Du et al. write: “The shortcut learning behavior has significantly affected the robustness of [large language models, LLMs].” Predictions in these models “rely on dataset artifacts and biases within the hypothesis sentence.” LLMs (GPT-3 and T5) use a prompt-based training paradigm, where a snippet of text is provided to the LLM as input. The LLM is expected to provide a relevant completion of this input, for example, the word “Hello” could be a snippet for: “Hello, how can I help you?”
This article presents a comprehensive performance review of “the shortcut learning problem in the pre-training and fine-tuning training paradigm of medium-sized language models (typically with less than a billion parameters).” A model’s lack of robustness is attributed to biases in the training data, for example, shortcut refers to the training based on non-robust features, as it fails to capture robust features and high-level semantics. The non-robust features are helpful in the generalization for development and test sets as long as the patterns in the new data are similar to the patterns in the data the model was trained on.
Comparisons between LLMs of similar architecture but different sizes, for example, BERT-base with BERT-large and RoBERTa-base with RoBERTa-large, show that large versions generate consistently better than base versions, with a small accuracy gap between out-of-distribution (OOD) and independent and identically distributed (IID) test data.

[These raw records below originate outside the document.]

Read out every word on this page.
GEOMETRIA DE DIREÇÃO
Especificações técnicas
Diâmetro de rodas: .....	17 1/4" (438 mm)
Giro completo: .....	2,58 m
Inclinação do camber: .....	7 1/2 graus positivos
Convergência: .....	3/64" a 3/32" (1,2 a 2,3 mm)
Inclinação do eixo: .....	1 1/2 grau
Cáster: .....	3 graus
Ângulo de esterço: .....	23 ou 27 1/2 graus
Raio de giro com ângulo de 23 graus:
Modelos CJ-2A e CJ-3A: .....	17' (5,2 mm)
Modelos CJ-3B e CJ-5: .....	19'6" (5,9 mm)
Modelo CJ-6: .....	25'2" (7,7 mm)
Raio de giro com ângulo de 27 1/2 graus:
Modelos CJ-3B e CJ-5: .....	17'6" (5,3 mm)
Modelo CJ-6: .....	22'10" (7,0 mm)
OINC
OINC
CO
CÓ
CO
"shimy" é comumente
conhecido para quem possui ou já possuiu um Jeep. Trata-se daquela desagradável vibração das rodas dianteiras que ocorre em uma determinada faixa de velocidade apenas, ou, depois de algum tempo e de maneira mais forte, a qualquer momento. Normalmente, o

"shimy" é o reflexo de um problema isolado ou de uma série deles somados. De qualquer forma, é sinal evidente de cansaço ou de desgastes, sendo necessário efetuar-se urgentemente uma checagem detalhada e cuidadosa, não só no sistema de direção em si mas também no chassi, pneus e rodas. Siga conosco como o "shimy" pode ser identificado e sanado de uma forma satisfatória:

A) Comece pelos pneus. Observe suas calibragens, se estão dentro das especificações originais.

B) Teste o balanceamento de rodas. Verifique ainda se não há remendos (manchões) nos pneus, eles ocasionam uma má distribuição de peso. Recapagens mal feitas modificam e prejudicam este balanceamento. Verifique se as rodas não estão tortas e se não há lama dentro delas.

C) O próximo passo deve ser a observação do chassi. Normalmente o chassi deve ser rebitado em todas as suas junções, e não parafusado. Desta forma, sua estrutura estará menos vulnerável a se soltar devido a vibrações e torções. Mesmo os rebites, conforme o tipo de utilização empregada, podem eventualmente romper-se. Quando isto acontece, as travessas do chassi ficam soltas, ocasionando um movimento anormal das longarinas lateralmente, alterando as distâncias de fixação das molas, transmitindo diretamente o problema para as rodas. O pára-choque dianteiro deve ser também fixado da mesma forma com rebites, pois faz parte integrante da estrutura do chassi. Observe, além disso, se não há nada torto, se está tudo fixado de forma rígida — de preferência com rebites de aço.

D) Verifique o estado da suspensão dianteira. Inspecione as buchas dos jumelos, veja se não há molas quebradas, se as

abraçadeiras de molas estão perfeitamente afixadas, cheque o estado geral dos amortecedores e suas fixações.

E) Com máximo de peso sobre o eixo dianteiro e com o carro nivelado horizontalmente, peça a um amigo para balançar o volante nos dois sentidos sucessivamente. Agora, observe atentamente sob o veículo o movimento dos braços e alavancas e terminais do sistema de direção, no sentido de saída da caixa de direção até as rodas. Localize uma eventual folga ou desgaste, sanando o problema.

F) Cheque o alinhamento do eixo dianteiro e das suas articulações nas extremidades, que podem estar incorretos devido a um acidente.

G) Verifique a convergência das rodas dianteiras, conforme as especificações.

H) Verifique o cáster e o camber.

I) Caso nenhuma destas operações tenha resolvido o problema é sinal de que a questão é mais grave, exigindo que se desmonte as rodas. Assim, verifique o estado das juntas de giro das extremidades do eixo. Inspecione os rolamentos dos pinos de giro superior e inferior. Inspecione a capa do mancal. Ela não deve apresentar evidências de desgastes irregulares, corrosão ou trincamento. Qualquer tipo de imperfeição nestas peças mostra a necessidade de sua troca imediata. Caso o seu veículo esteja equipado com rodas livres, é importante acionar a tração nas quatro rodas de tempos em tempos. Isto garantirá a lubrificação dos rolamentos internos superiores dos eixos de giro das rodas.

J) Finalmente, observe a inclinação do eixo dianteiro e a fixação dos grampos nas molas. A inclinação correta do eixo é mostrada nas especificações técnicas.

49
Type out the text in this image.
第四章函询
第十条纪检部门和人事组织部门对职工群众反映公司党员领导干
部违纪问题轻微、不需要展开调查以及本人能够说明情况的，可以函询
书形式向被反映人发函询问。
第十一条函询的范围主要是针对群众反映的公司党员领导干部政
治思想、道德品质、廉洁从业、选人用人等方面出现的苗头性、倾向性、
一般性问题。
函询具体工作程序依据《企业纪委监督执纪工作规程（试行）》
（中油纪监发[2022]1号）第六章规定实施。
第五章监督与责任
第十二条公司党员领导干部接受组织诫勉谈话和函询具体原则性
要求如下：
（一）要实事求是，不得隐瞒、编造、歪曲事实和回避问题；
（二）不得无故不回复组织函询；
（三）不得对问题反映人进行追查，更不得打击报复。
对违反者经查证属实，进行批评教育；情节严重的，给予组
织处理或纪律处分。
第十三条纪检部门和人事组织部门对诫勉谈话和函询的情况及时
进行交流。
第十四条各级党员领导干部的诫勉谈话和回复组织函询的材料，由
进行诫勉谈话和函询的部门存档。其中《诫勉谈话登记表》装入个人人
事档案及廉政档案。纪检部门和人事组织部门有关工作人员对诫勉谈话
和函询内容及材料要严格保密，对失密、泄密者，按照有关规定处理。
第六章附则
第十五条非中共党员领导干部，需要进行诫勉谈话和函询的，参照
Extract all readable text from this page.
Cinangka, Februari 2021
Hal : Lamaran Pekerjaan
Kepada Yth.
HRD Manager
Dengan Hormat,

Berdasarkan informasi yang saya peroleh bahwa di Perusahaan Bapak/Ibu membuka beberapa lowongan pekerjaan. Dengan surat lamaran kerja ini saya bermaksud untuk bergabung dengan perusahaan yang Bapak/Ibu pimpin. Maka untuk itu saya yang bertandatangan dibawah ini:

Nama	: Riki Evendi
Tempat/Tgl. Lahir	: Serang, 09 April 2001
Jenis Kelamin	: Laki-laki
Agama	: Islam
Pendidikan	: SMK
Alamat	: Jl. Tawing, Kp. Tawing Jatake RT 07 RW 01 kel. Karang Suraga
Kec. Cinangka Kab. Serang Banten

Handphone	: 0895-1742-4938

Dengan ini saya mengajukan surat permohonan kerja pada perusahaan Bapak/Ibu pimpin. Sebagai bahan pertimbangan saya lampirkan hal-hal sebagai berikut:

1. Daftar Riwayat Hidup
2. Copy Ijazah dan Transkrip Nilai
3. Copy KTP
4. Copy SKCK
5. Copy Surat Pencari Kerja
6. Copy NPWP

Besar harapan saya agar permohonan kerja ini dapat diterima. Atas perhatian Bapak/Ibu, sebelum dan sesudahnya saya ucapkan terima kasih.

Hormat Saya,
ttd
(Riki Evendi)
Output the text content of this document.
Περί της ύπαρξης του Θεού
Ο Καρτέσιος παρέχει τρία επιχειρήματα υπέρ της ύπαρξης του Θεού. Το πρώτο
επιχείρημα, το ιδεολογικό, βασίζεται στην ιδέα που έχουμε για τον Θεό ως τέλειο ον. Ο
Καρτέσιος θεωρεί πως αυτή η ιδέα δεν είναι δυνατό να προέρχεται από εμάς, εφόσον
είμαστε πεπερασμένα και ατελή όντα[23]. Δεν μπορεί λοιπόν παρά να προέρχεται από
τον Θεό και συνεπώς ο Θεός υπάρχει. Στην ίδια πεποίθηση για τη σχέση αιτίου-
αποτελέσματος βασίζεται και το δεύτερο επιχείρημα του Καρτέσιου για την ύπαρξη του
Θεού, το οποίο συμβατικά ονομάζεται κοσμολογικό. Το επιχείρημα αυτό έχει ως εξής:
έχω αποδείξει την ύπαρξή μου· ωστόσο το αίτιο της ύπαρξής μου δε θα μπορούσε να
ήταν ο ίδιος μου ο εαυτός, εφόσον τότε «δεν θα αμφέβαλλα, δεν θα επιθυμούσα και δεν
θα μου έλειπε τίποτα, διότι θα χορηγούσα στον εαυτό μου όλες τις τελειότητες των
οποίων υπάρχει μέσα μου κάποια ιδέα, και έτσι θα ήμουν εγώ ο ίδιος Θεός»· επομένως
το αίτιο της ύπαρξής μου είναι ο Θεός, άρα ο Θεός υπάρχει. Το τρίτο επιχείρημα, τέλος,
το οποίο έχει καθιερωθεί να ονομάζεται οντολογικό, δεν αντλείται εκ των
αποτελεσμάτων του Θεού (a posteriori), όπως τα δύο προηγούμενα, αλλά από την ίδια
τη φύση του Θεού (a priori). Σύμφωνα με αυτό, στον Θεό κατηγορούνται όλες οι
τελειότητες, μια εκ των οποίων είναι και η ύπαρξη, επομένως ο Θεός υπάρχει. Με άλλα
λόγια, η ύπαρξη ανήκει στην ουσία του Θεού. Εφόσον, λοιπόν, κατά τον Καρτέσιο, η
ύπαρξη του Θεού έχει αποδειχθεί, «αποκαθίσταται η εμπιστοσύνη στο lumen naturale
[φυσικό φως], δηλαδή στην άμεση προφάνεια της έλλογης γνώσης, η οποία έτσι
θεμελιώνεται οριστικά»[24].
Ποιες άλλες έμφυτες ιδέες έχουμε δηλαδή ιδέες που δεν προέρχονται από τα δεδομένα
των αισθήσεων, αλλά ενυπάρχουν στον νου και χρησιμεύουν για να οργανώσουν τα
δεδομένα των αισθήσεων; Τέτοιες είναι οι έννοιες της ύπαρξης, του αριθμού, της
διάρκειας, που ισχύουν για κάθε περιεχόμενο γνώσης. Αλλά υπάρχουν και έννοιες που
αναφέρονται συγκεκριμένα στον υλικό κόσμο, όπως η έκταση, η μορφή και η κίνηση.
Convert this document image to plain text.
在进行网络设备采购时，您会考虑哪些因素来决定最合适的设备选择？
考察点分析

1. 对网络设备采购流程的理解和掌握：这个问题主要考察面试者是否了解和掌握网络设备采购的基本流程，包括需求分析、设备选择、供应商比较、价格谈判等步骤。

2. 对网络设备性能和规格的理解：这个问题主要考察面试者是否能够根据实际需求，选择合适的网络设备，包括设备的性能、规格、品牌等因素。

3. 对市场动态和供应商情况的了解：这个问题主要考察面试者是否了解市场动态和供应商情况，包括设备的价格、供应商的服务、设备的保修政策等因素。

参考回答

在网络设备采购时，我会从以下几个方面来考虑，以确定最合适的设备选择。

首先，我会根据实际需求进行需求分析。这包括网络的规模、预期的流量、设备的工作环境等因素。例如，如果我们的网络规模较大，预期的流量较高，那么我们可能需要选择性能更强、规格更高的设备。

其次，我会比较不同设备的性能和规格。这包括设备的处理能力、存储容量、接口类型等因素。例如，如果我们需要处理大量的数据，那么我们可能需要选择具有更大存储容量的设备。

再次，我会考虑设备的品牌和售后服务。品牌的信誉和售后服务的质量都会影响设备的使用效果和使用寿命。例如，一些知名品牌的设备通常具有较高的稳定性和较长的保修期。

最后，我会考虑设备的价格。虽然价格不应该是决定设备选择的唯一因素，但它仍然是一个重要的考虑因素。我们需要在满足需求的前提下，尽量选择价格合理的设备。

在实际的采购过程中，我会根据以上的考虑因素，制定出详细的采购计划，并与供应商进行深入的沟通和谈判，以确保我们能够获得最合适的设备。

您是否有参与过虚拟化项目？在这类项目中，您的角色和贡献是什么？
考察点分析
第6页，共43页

This shows that “smaller models are more prone to capture spurious patterns and are more dependent on data artifacts for prediction.” Standard training procedures are bias toward learning simple features, referred to as simplicity bias, and remain invariant to complex predictive features. The authors explain:
Models tend to learn non-robust and easy-to-learn features at the early stage of training. For example, reading comprehension models have learned the shortcut in the first few training iterations, which has influenced further exploration of the models for more robust features.
Additionally, “the present LLM training methods can be considered as data-driven, corpus-based, statistical, and machine-learning approaches.” While a data-driven approach may be good for certain natural language processing (NLP) tasks, “it falls short in relevance to the challenging NLU tasks that necessitate a deeper understanding of natural language.” IID performance is on par with human performance, but OOD is far below both human and IID; “debiased algorithms are thought to achieve better generalization because they can learn more robust features than biased models.” The study on robustness of prompt-based huge-sized language models such as GPT-3 and GPT-2 found that LLMs are susceptible to majority label bias and proposition bias, that is, “they tend to predict answers based on the frequency or position of the answers in the training data.”
The article concludes that the current standard of data-driven training results in models that perform low-level pattern recognition, which are useful for low-level NLP tasks. For more difficult natural language understanding (NLU) tasks, it is necessary to introduce “more inductive bias into the model architecture to improve robustness and generalization beyond IID benchmark datasets,” as well as “more human-like common sense knowledge into the model training.” Furthermore, “the current pure data-driven training paradigm for LLMs is insufficient for high-level natural language understanding.” To achieve that, a future data-driven paradigm “should be combined with domain knowledge at every stage of model design and evaluation.”
Overall, the article provides a unique and precise review of the current state of research in NLU and LLMs.